Historically present across multiple islands, contemporary populations are concentrated near Port Blair, Rangat, and selected reserve settlements administered by the Andaman and Nicobar Administration. Census tabulations under the Office of the Registrar General & Census Commissioner, India show dramatic decline from precontact estimates to modern counts, with surviving speakers and descendants numbering in the low hundreds or fewer as documented by UNESCO language vitality assessments and research from the National Commission for Scheduled Tribes. Population surveys and scholarly articles from University of Delhi and Pondicherry University provide detailed breakdowns by age, language competence, and household composition.
Traditional subsistence relied on fishing, shellfish gathering, and small-game hunting using bows similar to those recorded among the Jarawa people and Onge people, with seasonal cycles tied to monsoon patterns studied by climatologists at Indian Institute of Tropical Meteorology. Contemporary livelihoods incorporate wage labor in administration, artisanal crafts sold to visitors associated with tourism to Havelock Island and Neil Island, and government welfare programs under schemes administered by the Ministry of Tribal Affairs (India) and Nehru Rozgar Yojana-type initiatives.

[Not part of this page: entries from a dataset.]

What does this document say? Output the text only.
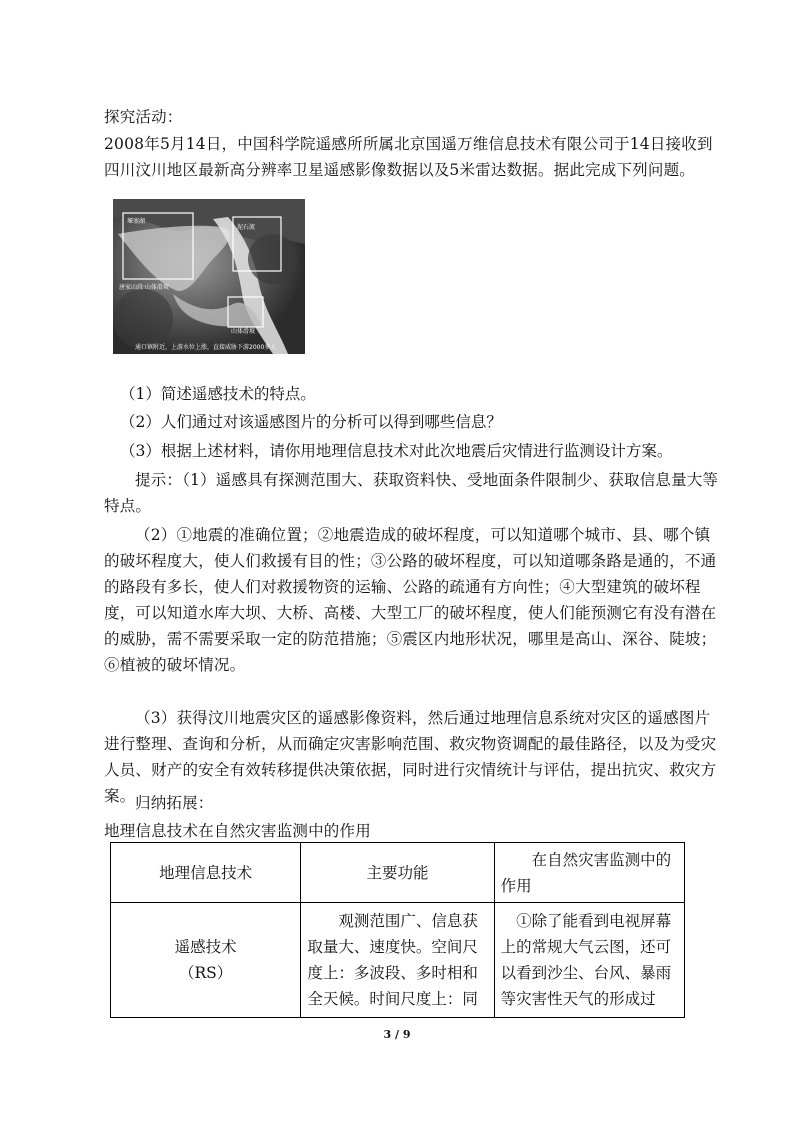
探究活动：
2008年5月14日，中国科学院遥感所所属北京国遥万维信息技术有限公司于14日接收到四川汶川地区最新高分辨率卫星遥感影像数据以及5米雷达数据。据此完成下列问题。
泥石流
堰塞湖
山体滑坡
唐家山段·山体滑坡
通口镇附近，上游水位上涨，直接威胁下游2000多人
（1）简述遥感技术的特点。
（2）人们通过对该遥感图片的分析可以得到哪些信息？
（3）根据上述材料，请你用地理信息技术对此次地震后灾情进行监测设计方案。
提示：（1）遥感具有探测范围大、获取资料快、受地面条件限制少、获取信息量大等特点。
（2）①地震的准确位置；②地震造成的破坏程度，可以知道哪个城市、县、哪个镇的破坏程度大，使人们救援有目的性；③公路的破坏程度，可以知道哪条路是通的，不通的路段有多长，使人们对救援物资的运输、公路的疏通有方向性；④大型建筑的破坏程度，可以知道水库大坝、大桥、高楼、大型工厂的破坏程度，使人们能预测它有没有潜在的威胁，需不需要采取一定的防范措施；⑤震区内地形状况，哪里是高山、深谷、陡坡；⑥植被的破坏情况。
（3）获得汶川地震灾区的遥感影像资料，然后通过地理信息系统对灾区的遥感图片进行整理、查询和分析，从而确定灾害影响范围、救灾物资调配的最佳路径，以及为受灾人员、财产的安全有效转移提供决策依据，同时进行灾情统计与评估，提出抗灾、救灾方案。 归纳拓展：
地理信息技术在自然灾害监测中的作用
地理信息技术	主要功能	在自然灾害监测中的作用

遥感技术
（RS）	观测范围广、信息获取量大、速度快。空间尺度上：多波段、多时相和全天候。时间尺度上：同	①除了能看到电视屏幕上的常规大气云图，还可以看到沙尘、台风、暴雨等灾害性天气的形成过
3 / 9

Non-governmental organizations including Sahmat and Oxfam have at times engaged in livelihood support and capacity building.

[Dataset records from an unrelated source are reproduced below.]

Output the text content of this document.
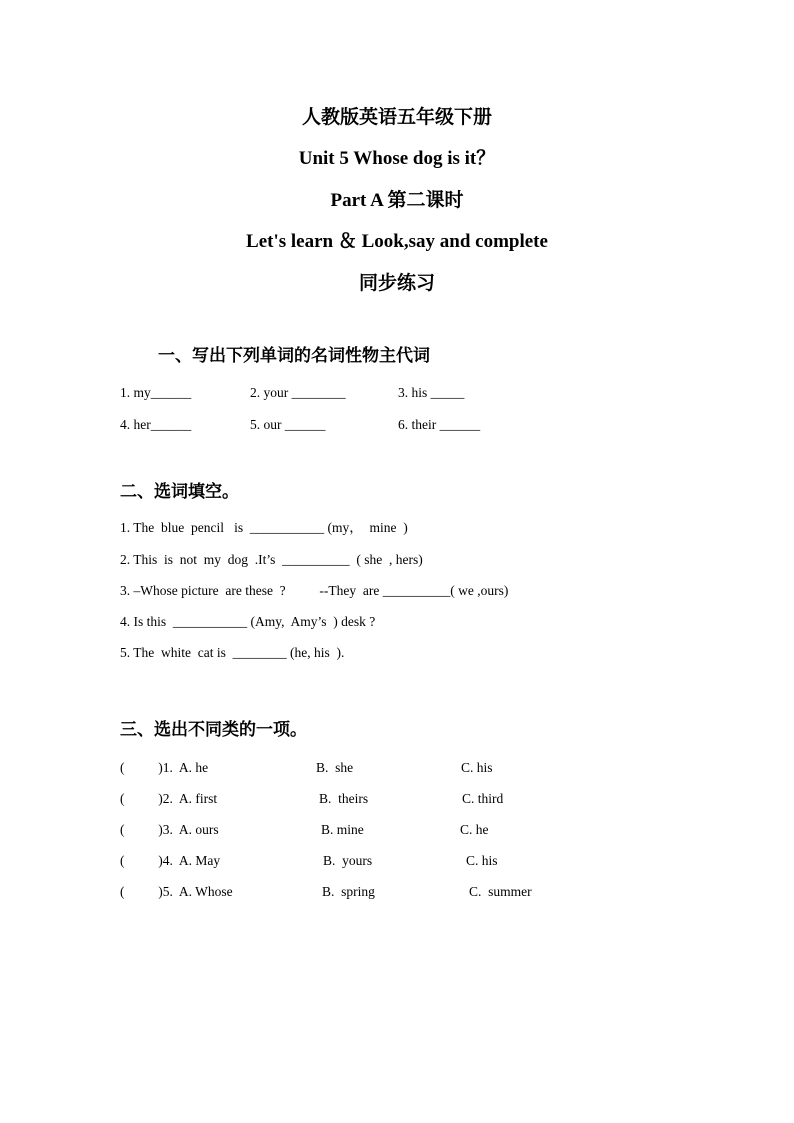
人教版英语五年级下册
Unit 5 Whose dog is it？
Part A 第二课时
Let's learn ＆ Look,say and complete
同步练习
一、写出下列单词的名词性物主代词
1. my______	2. your ________	3. his _____
4. her______	5. our ______	6. their ______
二、选词填空。
1. The  blue  pencil   is  ___________ (my，  mine  )
2. This  is  not  my  dog  .It’s  __________  ( she  , hers)
3. –Whose picture  are these  ?          --They  are __________( we ,ours)
4. Is this  ___________ (Amy,  Amy’s  ) desk ?
5. The  white  cat is  ________ (he, his  ).
三、选出不同类的一项。
(          )1.  A. he	B.  she	C. his
(          )2.  A. first	B.  theirs	C. third
(          )3.  A. ours	B. mine	C. he
(          )4.  A. May	B.  yours	C. his
(          )5.  A. Whose	B.  spring	C.  summer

Health crises following contact prompted public health interventions coordinated by the Indian Council of Medical Research and local health departments within the Andaman and Nicobar Islands administration. Epidemiological studies published in periodicals affiliated with the All India Institute of Medical Sciences and the National Institute of Nutrition document vulnerability to infectious diseases and nutritional transitions linked to altered diets and sedentarization. Social welfare measures intersect with court decisions adjudicated in the Calcutta High Court and policy planning at the Ministry of Health and Family Welfare (India), while NGOs such as Médecins Sans Frontières have provided episodic support in similar island contexts.
Historically their relations with neighboring indigenous groups involved exchange and occasional conflict with the Jarawa people, Onge people, and intermittent contact with the Sentinelese recorded in colonial logs. Relations with settlers, administrators, missionaries, and traders from Calcutta and Madras shaped land tenure disputes and cultural change, leading to legal action and advocacy involving organizations like Human Rights Watch and petitions in the Supreme Court of India. Contemporary intercommunity relations also engage researchers from University of Oxford, University of Cambridge, and Indian institutions in collaborative and contested projects concerning land rights, cultural heritage, and language revitalization.